« ... toute l’invention consiste à faire quelque chose de rien.»
Racine, Préface de Bérénice
Me défiant de l’image, je m’attache à créer les conditions de la vue : rester entr’ouvert pour espérer (risquer) entrevoir le monde. Je travaille sans préméditation, dans l’élan d’une promenade, en récoltant des objets rebuts, en me laissant traverser par une rencontre ou un mot... Je demeure dans une économie, tant de l’objet, du regard que du geste. Les matériaux sans valeur - des médicaments devenus substances à dessiner, des clous rouillés assemblés en sculpture, une poutre, de la cendre, un cageot, une pièce de puzzle - une fois reconsidérés par et dans le geste, constituent la matrice d’une recherche plastique poursuivant la modestie des formes au détriment du manifeste. Ces formes toujours modestes rejoignent tantôt le champ de l’installation, de la sculpture, quand il ne s’agit pas de photographies, de vidéos ou de dessins. Le geste, résolument, ouvre. Depuis 2012, j’éprouve et explore un travail de dessin au quotidien, dans une forme de commande adressée à moi même : réaliser un dessin par jour et le publier.
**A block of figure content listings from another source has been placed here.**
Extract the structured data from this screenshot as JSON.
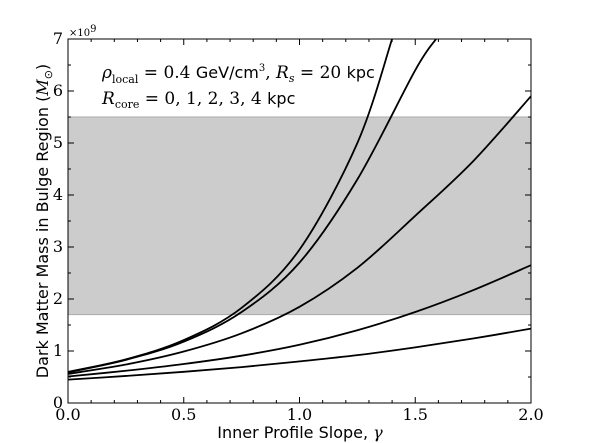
{
  "chart_data": {
    "type": "line",
    "xlabel_text": "Inner Profile Slope,",
    "xlabel_symbol": "γ",
    "ylabel_text": "Dark Matter Mass in Bulge Region",
    "ylabel_unit_open": "(",
    "ylabel_unit_symbol": "M",
    "ylabel_unit_sub": "⊙",
    "ylabel_unit_close": ")",
    "y_multiplier_base": "×10",
    "y_multiplier_exp": "9",
    "xlim": [
      0.0,
      2.0
    ],
    "ylim": [
      0,
      7
    ],
    "xticks": [
      0.0,
      0.5,
      1.0,
      1.5,
      2.0
    ],
    "xtick_labels": [
      "0.0",
      "0.5",
      "1.0",
      "1.5",
      "2.0"
    ],
    "yticks": [
      0,
      1,
      2,
      3,
      4,
      5,
      6,
      7
    ],
    "ytick_labels": [
      "0",
      "1",
      "2",
      "3",
      "4",
      "5",
      "6",
      "7"
    ],
    "shaded_band": {
      "y0": 1.7,
      "y1": 5.5,
      "color": "#cccccc"
    },
    "line_color": "#000000",
    "grid": false,
    "annotation": {
      "line1_rho": "ρ",
      "line1_rho_sub": "local",
      "line1_eq": " = 0.4 ",
      "line1_unit": "GeV/cm",
      "line1_unit_exp": "3",
      "line1_sep": ", ",
      "line1_R": "R",
      "line1_R_sub": "s",
      "line1_eq2": " = 20 ",
      "line1_unit2": "kpc",
      "line2_R": "R",
      "line2_R_sub": "core",
      "line2_eq": " = 0, 1, 2, 3, 4 ",
      "line2_unit": "kpc"
    },
    "series": [
      {
        "x": [
          0.0,
          0.25,
          0.5,
          0.75,
          1.0,
          1.25,
          1.4
        ],
        "y": [
          0.6,
          0.84,
          1.21,
          1.83,
          2.95,
          5.0,
          7.0
        ]
      },
      {
        "x": [
          0.0,
          0.25,
          0.5,
          0.75,
          1.0,
          1.25,
          1.5,
          1.59
        ],
        "y": [
          0.59,
          0.83,
          1.18,
          1.75,
          2.7,
          4.3,
          6.4,
          7.0
        ]
      },
      {
        "x": [
          0.0,
          0.25,
          0.5,
          0.75,
          1.0,
          1.25,
          1.5,
          1.75,
          2.0
        ],
        "y": [
          0.56,
          0.74,
          0.99,
          1.34,
          1.85,
          2.6,
          3.6,
          4.65,
          5.9
        ]
      },
      {
        "x": [
          0.0,
          0.25,
          0.5,
          0.75,
          1.0,
          1.25,
          1.5,
          1.75,
          2.0
        ],
        "y": [
          0.51,
          0.62,
          0.75,
          0.91,
          1.12,
          1.4,
          1.75,
          2.17,
          2.65
        ]
      },
      {
        "x": [
          0.0,
          0.25,
          0.5,
          0.75,
          1.0,
          1.25,
          1.5,
          1.75,
          2.0
        ],
        "y": [
          0.45,
          0.52,
          0.6,
          0.69,
          0.8,
          0.92,
          1.07,
          1.24,
          1.43
        ]
      }
    ]
  }
}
Ces feuilles constituent autant de traces de ce qui surgit ou s’enfuit, de ce qui advient ou disparait, de ce qui nous traverse. Elles offrent quelques fragments ou sédiments d’un monde qui n’apparait que dans l’instant suspendu d’une vision. Modestes et discrètes, les formes que je propose s’efforcent de révéler autant de points sensibles, à l’image du punctum évoqué par Roland Barthes, cet élément qui part de l’oeuvre « comme une flèche, et vient me percer », envisagé encore comme «piqûre, petit trou, petite tache, petite coupure – et aussi coup de dés».